It would be no more difficult to use - an (optional?) parameter would be added to Time.zone() and to timeSync(). The code to call a function in the Spark Cloud must already exist - as this is already done for other purposes - so I suggest the extra RAM on the Core is but a few bytes.
I haven’t seen the code but were it me I would make Time.zone() call timeSync() if it were passed a text param. I would enhance timeSync() to pass a param to the same Spark Cloud server function it already calls. The call that makes to determine GMT may already take a TZ param, if not there will be an alternate function to call. The time returned to the core would be GMT but with an extra value, the TZ offset already DST adjusted, and the offset would be stored exactly where Time.zone() stores the offset now. No other changes reqd. See, we already have a tech spec! [Slightly more elegant would be to return only the DST corrected time for the zone but this would require a few extra Core changes to the Time library.]

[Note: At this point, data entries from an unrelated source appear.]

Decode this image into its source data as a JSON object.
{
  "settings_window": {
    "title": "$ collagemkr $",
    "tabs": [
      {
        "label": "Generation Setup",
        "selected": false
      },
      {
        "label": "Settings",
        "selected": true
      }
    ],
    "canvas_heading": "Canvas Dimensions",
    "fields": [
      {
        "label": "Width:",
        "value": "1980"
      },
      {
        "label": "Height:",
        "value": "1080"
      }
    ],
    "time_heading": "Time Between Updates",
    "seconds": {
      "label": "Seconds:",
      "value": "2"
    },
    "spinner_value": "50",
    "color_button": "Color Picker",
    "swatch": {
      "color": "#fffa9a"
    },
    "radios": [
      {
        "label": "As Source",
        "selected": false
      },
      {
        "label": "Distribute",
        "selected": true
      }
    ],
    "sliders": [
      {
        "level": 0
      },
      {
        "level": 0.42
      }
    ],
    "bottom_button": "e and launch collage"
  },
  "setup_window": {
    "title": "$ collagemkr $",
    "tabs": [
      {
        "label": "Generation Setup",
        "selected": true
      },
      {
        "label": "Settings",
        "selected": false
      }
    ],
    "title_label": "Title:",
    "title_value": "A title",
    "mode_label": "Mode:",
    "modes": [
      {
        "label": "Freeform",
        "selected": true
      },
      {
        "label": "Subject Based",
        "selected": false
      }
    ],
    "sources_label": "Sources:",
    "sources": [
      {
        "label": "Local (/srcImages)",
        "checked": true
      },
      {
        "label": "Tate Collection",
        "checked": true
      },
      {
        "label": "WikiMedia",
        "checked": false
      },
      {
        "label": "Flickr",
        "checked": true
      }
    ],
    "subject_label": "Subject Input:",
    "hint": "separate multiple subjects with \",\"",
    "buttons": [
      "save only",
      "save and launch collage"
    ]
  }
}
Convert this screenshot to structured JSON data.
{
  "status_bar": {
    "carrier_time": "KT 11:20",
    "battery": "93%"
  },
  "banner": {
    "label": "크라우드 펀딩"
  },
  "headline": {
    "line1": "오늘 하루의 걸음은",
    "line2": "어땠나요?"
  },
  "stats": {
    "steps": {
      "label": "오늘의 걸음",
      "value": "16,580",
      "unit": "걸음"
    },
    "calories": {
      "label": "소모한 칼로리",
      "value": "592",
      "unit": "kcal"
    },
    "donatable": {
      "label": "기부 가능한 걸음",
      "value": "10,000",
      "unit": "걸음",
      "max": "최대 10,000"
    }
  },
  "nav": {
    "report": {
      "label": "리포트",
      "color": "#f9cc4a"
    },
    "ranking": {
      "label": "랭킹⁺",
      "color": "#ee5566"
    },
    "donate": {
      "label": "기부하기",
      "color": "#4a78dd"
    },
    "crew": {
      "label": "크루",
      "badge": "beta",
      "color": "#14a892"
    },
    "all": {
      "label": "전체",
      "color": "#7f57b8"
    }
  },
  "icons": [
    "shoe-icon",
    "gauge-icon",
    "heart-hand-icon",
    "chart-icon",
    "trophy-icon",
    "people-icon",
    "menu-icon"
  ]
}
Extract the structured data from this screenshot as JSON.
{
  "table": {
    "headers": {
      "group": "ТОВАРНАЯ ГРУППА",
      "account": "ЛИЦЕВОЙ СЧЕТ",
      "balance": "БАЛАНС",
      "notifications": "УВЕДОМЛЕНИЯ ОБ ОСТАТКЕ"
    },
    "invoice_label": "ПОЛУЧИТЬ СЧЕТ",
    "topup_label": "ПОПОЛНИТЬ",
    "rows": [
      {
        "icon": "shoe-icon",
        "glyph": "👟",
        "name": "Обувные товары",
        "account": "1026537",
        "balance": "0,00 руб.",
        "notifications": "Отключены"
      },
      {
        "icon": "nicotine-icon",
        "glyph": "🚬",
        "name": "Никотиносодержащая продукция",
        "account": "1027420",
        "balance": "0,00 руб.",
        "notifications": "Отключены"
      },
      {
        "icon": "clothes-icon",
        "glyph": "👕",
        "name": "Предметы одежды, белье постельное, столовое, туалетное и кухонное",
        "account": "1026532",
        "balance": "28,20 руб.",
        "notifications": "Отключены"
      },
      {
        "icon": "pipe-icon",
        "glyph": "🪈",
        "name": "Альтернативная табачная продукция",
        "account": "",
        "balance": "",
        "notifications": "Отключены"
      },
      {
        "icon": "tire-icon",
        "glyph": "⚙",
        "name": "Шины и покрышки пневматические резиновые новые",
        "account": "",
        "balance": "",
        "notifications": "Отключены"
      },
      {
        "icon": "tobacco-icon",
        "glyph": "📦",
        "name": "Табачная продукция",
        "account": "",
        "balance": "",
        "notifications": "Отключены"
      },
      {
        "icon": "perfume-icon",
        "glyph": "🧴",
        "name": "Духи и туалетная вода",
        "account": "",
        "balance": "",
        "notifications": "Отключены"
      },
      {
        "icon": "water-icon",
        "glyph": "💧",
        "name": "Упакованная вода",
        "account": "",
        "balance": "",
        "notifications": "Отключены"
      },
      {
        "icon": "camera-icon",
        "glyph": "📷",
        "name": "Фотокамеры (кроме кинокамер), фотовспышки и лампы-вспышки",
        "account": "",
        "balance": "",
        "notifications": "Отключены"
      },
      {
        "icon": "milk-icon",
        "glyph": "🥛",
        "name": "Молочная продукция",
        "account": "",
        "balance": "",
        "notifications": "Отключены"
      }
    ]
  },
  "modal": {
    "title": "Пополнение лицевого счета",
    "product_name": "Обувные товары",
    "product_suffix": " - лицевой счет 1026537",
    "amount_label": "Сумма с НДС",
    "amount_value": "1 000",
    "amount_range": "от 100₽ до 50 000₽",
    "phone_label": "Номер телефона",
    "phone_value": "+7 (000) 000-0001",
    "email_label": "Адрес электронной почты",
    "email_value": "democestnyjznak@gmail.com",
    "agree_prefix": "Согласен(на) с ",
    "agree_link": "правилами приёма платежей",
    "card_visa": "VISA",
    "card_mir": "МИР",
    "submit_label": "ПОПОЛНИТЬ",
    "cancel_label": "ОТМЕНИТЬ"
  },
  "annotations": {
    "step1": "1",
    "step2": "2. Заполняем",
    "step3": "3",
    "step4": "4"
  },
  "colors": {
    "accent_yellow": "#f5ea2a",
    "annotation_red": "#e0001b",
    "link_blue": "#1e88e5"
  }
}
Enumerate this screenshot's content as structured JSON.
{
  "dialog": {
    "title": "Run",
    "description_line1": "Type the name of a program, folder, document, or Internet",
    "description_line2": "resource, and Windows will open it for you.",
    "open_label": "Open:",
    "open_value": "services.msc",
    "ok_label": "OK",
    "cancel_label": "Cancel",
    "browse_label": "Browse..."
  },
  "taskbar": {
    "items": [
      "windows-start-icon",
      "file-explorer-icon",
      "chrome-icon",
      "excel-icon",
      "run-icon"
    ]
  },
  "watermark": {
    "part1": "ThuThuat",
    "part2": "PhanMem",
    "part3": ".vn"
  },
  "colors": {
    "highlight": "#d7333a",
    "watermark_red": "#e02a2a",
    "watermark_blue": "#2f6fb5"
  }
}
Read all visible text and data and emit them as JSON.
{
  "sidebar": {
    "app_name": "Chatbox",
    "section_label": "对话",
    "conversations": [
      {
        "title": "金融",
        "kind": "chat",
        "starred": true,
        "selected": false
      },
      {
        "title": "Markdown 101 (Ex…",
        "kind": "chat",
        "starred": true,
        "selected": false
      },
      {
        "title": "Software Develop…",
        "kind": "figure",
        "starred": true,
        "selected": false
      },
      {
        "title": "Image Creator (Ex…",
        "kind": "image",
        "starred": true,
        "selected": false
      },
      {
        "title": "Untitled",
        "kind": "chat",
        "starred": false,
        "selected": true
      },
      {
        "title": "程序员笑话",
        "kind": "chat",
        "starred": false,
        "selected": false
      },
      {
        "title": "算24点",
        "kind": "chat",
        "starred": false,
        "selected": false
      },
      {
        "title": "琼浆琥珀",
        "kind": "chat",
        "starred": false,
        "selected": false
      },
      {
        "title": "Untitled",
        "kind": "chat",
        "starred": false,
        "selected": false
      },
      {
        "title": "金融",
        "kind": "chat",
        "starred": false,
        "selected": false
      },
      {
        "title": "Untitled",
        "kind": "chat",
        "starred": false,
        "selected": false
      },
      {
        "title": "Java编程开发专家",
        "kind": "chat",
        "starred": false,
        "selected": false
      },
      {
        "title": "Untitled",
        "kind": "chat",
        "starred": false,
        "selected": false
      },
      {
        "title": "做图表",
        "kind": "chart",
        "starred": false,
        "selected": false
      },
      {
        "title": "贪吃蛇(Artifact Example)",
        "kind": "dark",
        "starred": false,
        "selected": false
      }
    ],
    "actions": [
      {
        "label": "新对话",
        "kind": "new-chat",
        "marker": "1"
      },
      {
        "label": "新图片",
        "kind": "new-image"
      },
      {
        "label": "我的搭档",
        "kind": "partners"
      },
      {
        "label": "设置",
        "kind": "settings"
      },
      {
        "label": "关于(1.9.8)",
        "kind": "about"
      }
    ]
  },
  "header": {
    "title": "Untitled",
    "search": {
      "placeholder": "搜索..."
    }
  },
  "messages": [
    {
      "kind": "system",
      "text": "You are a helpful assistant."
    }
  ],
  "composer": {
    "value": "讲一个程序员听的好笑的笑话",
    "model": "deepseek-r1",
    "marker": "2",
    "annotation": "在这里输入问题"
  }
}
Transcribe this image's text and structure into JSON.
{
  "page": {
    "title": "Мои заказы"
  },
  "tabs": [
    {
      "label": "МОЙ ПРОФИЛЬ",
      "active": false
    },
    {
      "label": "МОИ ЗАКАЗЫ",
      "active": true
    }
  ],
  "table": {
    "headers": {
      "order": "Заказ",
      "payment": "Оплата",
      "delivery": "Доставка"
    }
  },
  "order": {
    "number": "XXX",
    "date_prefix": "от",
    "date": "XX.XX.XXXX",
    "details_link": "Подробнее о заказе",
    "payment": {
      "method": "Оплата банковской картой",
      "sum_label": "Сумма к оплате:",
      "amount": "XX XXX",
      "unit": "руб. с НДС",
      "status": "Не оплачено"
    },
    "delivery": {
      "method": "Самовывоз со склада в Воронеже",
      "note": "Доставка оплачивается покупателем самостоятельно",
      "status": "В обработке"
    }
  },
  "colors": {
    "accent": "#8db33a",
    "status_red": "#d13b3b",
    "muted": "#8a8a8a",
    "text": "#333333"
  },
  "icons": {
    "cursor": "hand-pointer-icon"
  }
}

To implement a worldwide database on the Core? The Debian package tzdata (world wide DST start and end dates) has an installed size of 1700 bytes. But that is only the data! You have then to have program code which decodes that very compact data. And then several times a year one country or another changes its DST rules and the 1700 bytes has to be redistributed. There is no mechanism for that on Spark.
Even @bko’s small table and the code to read that will take a couple of hundred bytes out of precious RAM.